There's a certain irony, of course: you'd think the natural tendencies of followers of Jesus would be to care for the poor and the needy and the sick, to help one's fellow man, to want peace and love in the world. You'd think they'd be Democrats. (And, once upon a time, they were. Until Republicans hatched their plan.) You'd think, in particular, they'd want to reform health care so it serves the needs of everyone. So in currying these folks you have to recognize their more fundamental need: easy answers. Clarity, not charity. In the heads of religious fundamentalists is soil most fertile for felonious fooling. Fear and paranoia are part and parcel of fundamentalism, no matter the religion. It doesn't take much to use it for other purposes. Claim the the other party is godless, is against their much-needed and fact-free answers to life's most disturbing questions.

Although it was evident in the recent presidential campaign, where Sarah Palin stoked people's fears and paranoia, rallying the "us versus them" inclinations of the religiously rabid, it wasn't until this summer that it came fully into focus.
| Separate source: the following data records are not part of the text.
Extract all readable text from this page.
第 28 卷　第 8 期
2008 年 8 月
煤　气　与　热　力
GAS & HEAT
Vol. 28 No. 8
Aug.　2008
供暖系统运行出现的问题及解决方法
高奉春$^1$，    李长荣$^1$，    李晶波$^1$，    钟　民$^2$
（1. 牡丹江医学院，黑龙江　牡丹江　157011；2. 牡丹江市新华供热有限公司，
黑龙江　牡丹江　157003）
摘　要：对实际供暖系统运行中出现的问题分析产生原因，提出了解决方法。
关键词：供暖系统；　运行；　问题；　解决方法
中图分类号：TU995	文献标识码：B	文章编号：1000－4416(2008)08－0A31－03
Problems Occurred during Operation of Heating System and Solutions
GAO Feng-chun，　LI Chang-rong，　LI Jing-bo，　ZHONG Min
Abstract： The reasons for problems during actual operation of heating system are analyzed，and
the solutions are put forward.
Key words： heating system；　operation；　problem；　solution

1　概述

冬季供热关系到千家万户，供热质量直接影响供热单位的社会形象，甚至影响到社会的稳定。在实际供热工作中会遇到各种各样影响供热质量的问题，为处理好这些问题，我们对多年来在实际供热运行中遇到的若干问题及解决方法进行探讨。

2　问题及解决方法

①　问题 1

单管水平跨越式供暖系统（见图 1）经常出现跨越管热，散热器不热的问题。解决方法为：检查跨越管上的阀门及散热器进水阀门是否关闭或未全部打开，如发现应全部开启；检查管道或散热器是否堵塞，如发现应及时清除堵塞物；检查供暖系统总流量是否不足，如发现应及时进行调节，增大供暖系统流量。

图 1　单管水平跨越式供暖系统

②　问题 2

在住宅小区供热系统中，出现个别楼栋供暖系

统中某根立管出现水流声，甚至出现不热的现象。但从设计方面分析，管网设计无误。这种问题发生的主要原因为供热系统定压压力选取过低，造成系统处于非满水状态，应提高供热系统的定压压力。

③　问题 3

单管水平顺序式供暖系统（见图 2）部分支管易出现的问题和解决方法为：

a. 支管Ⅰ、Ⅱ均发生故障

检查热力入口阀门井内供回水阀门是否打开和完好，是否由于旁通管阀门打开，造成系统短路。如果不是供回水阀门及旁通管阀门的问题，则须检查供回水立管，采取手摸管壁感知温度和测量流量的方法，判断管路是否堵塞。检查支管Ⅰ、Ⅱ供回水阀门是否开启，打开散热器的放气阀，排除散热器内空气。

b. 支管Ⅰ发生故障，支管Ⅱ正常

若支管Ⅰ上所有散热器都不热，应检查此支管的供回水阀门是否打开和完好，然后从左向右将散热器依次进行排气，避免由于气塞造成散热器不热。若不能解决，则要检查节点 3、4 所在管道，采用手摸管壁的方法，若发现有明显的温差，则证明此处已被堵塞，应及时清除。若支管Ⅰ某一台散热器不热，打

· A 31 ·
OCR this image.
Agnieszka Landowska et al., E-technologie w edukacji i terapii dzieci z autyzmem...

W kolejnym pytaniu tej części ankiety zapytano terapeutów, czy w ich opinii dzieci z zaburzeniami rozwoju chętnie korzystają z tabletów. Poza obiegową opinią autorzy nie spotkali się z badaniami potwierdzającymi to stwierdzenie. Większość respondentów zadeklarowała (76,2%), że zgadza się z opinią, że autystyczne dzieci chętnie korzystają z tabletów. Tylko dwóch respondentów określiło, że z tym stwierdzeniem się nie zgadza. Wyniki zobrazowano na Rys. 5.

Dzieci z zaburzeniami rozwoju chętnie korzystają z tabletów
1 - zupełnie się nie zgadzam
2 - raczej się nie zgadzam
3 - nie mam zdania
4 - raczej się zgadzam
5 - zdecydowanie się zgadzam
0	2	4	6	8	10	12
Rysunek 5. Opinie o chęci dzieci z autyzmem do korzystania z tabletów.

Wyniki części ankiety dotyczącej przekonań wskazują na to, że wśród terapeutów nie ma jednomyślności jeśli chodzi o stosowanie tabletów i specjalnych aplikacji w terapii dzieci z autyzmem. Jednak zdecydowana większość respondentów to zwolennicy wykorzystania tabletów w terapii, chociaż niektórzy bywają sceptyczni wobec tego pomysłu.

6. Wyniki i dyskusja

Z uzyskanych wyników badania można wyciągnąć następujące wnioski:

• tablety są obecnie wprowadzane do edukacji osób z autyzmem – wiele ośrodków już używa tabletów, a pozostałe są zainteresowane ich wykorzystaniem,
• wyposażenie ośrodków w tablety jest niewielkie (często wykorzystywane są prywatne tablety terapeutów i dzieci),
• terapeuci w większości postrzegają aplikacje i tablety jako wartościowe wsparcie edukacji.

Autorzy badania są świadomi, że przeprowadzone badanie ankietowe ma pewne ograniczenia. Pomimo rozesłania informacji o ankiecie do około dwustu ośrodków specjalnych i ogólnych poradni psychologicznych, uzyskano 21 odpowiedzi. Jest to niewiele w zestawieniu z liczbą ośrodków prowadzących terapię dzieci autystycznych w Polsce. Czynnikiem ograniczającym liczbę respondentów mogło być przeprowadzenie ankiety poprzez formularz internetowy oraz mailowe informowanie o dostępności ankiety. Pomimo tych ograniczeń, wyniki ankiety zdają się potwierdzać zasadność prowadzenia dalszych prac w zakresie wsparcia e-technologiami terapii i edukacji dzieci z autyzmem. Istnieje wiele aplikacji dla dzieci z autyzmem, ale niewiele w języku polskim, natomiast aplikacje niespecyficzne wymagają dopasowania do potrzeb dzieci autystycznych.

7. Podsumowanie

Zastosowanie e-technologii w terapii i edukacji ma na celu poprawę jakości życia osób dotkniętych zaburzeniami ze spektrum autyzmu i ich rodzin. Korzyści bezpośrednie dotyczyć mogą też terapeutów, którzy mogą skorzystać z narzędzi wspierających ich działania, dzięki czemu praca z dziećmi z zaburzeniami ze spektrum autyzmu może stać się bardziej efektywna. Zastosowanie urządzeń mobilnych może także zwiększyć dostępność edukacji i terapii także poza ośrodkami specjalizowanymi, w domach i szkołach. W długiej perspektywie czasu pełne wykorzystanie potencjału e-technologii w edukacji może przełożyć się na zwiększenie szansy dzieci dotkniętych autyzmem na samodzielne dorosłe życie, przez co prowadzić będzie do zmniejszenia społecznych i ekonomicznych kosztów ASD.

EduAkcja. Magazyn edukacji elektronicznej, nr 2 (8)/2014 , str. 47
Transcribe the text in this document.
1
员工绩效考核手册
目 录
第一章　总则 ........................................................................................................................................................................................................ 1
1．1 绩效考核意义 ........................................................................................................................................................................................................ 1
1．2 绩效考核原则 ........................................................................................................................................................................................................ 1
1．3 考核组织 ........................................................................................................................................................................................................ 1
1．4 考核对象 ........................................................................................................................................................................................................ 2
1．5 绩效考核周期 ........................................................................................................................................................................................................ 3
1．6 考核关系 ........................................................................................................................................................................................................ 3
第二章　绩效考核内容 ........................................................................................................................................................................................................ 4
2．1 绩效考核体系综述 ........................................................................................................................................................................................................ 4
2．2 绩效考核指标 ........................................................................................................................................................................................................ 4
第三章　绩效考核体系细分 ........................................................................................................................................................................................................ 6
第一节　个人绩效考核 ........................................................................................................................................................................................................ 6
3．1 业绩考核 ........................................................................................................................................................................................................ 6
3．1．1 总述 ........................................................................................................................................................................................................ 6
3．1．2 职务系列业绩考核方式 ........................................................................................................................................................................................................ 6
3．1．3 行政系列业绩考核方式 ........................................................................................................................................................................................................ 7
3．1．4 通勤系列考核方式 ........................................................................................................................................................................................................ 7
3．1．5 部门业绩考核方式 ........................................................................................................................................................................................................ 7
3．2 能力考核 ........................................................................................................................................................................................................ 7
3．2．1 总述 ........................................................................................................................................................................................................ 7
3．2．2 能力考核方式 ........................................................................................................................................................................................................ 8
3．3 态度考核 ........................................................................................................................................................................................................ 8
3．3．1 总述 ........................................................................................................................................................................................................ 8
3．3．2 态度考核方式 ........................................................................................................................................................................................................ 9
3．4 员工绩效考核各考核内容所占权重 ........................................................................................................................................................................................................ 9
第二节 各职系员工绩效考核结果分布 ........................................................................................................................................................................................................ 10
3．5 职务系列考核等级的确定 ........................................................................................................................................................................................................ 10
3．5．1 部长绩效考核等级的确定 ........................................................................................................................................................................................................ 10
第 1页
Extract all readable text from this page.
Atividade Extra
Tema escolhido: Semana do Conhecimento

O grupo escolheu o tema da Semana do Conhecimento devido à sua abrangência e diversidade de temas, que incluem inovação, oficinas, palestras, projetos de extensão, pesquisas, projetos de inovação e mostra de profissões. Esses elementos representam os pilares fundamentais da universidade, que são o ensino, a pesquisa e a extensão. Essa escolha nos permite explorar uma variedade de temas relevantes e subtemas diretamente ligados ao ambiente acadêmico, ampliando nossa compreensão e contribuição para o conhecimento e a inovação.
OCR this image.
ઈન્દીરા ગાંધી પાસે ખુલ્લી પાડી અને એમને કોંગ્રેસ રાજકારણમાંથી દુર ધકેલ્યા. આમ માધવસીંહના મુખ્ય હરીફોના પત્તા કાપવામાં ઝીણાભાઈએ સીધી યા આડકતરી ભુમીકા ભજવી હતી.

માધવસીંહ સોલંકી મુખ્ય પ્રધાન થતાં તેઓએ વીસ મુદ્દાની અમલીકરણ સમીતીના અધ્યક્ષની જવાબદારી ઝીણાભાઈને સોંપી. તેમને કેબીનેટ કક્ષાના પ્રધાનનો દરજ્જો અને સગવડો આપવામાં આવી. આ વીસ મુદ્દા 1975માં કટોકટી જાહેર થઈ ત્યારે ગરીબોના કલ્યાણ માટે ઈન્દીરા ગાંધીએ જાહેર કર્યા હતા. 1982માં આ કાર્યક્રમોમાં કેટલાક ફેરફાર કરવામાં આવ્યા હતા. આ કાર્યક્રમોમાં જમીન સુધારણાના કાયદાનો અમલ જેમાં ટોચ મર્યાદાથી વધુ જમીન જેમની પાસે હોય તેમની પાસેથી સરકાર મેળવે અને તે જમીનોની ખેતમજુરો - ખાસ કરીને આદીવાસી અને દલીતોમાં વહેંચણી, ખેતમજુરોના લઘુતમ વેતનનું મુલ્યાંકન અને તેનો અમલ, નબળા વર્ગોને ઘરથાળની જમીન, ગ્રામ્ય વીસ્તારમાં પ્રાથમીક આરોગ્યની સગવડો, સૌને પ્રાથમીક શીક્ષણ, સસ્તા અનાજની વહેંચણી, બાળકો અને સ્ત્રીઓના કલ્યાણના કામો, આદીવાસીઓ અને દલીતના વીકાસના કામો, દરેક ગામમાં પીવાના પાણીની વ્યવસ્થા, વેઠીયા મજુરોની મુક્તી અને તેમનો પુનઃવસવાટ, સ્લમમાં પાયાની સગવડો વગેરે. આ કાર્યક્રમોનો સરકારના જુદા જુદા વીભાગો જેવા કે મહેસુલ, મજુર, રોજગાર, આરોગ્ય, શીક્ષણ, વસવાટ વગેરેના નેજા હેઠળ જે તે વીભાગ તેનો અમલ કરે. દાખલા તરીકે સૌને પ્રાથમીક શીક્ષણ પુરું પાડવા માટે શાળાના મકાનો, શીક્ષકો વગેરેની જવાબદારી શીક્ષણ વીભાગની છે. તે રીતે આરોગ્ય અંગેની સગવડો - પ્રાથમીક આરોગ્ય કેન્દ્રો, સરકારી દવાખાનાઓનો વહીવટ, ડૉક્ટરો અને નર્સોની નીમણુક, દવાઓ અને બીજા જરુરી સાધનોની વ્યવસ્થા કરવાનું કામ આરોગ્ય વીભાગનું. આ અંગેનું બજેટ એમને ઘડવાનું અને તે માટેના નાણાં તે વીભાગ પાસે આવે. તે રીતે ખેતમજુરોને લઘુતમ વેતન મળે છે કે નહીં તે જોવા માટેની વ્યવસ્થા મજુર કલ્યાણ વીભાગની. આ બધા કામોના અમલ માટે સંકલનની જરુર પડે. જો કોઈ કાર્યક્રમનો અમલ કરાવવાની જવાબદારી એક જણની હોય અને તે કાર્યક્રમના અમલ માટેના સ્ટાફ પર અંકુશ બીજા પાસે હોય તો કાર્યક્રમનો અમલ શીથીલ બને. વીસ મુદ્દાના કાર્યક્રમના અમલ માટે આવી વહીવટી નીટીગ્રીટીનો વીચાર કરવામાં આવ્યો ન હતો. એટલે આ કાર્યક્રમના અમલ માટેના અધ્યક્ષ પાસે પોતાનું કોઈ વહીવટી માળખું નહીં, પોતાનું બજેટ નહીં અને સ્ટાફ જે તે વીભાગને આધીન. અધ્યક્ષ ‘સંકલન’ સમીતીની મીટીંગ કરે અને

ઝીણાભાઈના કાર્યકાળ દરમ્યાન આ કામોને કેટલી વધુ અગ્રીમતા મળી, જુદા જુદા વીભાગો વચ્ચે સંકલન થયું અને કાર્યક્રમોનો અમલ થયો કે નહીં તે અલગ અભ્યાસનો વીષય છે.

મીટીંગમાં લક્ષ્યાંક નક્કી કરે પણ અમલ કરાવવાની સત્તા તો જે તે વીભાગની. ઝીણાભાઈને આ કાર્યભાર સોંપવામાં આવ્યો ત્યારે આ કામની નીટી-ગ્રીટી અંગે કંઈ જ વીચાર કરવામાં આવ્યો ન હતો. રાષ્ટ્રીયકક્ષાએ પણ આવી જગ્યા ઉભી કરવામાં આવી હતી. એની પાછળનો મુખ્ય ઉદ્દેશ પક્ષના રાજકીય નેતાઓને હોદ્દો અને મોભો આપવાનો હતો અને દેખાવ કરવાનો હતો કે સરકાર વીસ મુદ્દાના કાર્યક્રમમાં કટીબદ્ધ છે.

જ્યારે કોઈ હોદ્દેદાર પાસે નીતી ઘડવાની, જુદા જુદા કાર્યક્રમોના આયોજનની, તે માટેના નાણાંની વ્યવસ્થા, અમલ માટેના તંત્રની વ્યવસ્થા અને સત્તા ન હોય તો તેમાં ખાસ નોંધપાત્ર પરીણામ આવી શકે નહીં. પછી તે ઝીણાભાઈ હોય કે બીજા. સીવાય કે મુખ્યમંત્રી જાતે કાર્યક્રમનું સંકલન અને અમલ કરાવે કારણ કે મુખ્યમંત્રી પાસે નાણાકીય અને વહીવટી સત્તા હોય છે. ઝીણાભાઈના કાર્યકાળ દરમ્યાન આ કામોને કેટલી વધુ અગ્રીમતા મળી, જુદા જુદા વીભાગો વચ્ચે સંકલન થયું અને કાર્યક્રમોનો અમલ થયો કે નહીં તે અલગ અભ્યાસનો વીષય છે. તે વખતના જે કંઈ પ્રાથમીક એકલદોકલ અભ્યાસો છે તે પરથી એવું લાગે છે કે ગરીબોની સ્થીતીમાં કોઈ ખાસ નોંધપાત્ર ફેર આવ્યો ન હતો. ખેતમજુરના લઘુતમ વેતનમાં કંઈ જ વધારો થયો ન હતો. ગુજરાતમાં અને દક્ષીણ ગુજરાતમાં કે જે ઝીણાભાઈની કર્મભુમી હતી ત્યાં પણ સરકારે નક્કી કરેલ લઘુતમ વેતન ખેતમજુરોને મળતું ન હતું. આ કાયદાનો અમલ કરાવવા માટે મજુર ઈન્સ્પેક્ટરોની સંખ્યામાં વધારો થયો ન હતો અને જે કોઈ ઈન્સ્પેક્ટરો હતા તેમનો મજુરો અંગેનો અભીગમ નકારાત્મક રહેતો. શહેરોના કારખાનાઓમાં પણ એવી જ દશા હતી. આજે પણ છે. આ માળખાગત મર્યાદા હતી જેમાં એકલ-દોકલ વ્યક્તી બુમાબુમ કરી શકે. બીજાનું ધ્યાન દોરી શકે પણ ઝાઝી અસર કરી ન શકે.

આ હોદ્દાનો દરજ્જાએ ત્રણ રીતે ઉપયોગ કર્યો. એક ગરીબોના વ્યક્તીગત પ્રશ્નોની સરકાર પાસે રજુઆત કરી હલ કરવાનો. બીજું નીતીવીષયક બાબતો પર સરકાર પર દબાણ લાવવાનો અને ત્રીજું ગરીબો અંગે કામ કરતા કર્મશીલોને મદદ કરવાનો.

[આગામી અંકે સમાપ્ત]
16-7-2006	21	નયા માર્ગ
With military precision, the hoards were marched into so-called town hall meetings, outrage fanned like a Southern lady's face in August. And, predictable as Rush Limbaugh's need for oxycontin, the media put the most fact-free lunatics front and center. For a few weeks, if you wanted to get some air time -- and not just on Fox "News" but on the actual news outlets (what passes for them nowadays) as well -- all you had to do was hold up the most hate-filled sign, pack the hottest heat, weep the wettest tears for the loss of "your" country. Your views would be treated with the same seriousness, given the same credence and weight as someone who actually knew what he or she was talking about.

Better still: by following the strategy you can get elected to national office some truly insane people. Or, if not insane, people willing to say anything. (Whether they believe it, is something I have a hard time deciding. Growing up, as I did, and remaining, mostly, among people to whom fact and honesty were of actual importance, I have a hard time understanding, as a good example, when a United States Senator claims "President Obama is obsessed with turning terrorists loose in America." The statement is so far off the rails that any of the possible explanations are hard to accept: he actually believes it; he's willing to lie outrageously. He is, of course, exactly the desired result of the long-term plan; as are those who elected him. He's not the only one.

And they're the ones the media loves. ALL the media.

The result of all this is a perfect substrate for brewing paranoid discontent. Credulous and naturally frightened people, and a press wholly unconcerned for and, now, incapable of seeking and saying the truth. So the looniest and most frightened, the least accountable and the least connected to reality are given enormously disproportionate coverage, creating the illusion that they represent the wishes of "the people." And it takes hold, enough to result in our genetically cowardly and self-interested congressional "leaders" backing away from what's patently right. Needed. Indisputably.

In America, you don't need a majority to win the debate.